GIANTS’ REACTIONS TO THE GLOBAL MINIMUM TAX
The global minimum corporate income tax (“CIT”), also known as the Pillar 2 of the Two-Pillar Solution, which was initiated by the Organisation for Economic Cooperation and Development (“OECD”), has become a “burning” issue ever since its introduction. Vietnam is one of the numerous jurisdictions that have been affected by the astonishing reach of this new tax legislation, especially in light of the fact that Vietnam has pledged to follow such a tax rule.
Basically, Pillar 2 establishes a global minimum CIT rate of 15% for large multinational enterprises (“MNEs”). Wherever tax incentives drive an MNE’s effective tax rate (“ETR”) in a jurisdiction below 15%, the MNE would potentially be subject to a top-up tax in its home country, bringing the rate to 15%. This also means that such an MNE investing in a foreign country would have to be taxed by that country by at least 15%. For a detailed professional analysis of this rule, please kindly refer to our previous article at the following link: Pillar 2 of the Two-Pillar Solution to international tax reform. By committing to such a tax rule, Vietnam will raise the CIT rate to 15% for many of the MNEs operating in the country and who have currently been taxed at a much lower rate due to tax incentives. Giants’ interests will undoubtedly be seriously impacted by this upcoming change, and it is inevitable that these giants would react negatively.

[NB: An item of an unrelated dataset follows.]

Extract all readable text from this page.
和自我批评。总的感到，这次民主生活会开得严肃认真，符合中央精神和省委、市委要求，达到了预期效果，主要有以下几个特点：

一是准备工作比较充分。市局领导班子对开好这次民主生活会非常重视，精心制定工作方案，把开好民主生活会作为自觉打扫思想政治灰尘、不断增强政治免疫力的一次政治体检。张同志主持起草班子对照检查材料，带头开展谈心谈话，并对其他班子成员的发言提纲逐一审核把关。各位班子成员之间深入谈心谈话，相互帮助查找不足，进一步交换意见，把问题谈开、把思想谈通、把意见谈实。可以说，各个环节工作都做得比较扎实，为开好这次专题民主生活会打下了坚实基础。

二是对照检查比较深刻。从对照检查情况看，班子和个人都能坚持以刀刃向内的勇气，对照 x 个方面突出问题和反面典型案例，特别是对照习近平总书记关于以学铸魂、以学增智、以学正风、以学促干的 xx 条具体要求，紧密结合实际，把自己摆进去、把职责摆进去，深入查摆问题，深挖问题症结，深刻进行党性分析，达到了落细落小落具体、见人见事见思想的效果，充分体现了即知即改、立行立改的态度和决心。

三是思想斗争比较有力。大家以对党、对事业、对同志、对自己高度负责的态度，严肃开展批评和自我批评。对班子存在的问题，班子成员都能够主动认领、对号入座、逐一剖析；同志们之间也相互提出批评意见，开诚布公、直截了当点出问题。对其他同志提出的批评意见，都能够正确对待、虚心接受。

According to a reliable source, in April 2023, Vietnamese Government officials had a meeting with tech titans doing business in Vietnam including Samsung Electronics (Korean), LG Electronics (Korean), Intel (U.S.), and Bosch (Germany). It seems that all these giants are dissatisfied with the proposed changes to tax policy and demand measures or compensations from the Vietnamese Government to defend their interests, in exchange for the economic and social benefits that these giants have brought, are bringing, and will continue to bring to Vietnam. It appears that the Vietnamese Government is putting together a plan to make up for the loss of these giants in response to these demands. Since no official document has been published, the discussion of such a plan may be premature, but it is likely that the Government will permit companies with significant investments in Vietnam to receive after-tax cash handouts or refundable tax credits to help defray their manufacturing or research outlays. The total cost of the compensatory measures is not anticipated to be low, but it should nearly match the extra revenues that Vietnam is expecting to earn from the increased taxes it will impose on MNEs in conformity with the new global tax rule. Smaller companies that are not within the scope of the new global rule are also expected to receive handouts to reduce potential conflicts with the OECD rule.
In addition to the big firms mentioned above, there are other giant corporations doing their business in many different countries including Vietnam, whose voices on the new global tax rules haven’t been recorded, e.g. Grab. In Vietnam, Grab is present under the name Grab Co., Ltd (“Grab Vietnam”). Just a minor capital of Grab Vietnam is believed to be owned by Grab Holdings Inc (Singapore), while the rest is contributed by a Vietnamese individual. This may be the reason why Grab Vietnam and Grab Holdings Inc may not be within the scope of Pillar 2 as well as the upcoming changes to the tax policy of Vietnam. However, since the new global tax rule is expected to be internalized and take effect in 2024, it will be necessary to wait until then to know exactly how Vietnam’s CIT regulations will be changed and whether the predictions and assumptions are accurate.
Many believe that Vietnam’s commitment to apply the new global tax rule would not harm the country’s standing with foreign investors, but rather that it will give Vietnam a chance to increase its tax collection. On the contrary, many people hold opposing viewpoints. Nevertheless, if the information about the Government’s indemnification cited above is accurate, Vietnam’s financial situation won’t allegedly significantly change as a result of the commitment.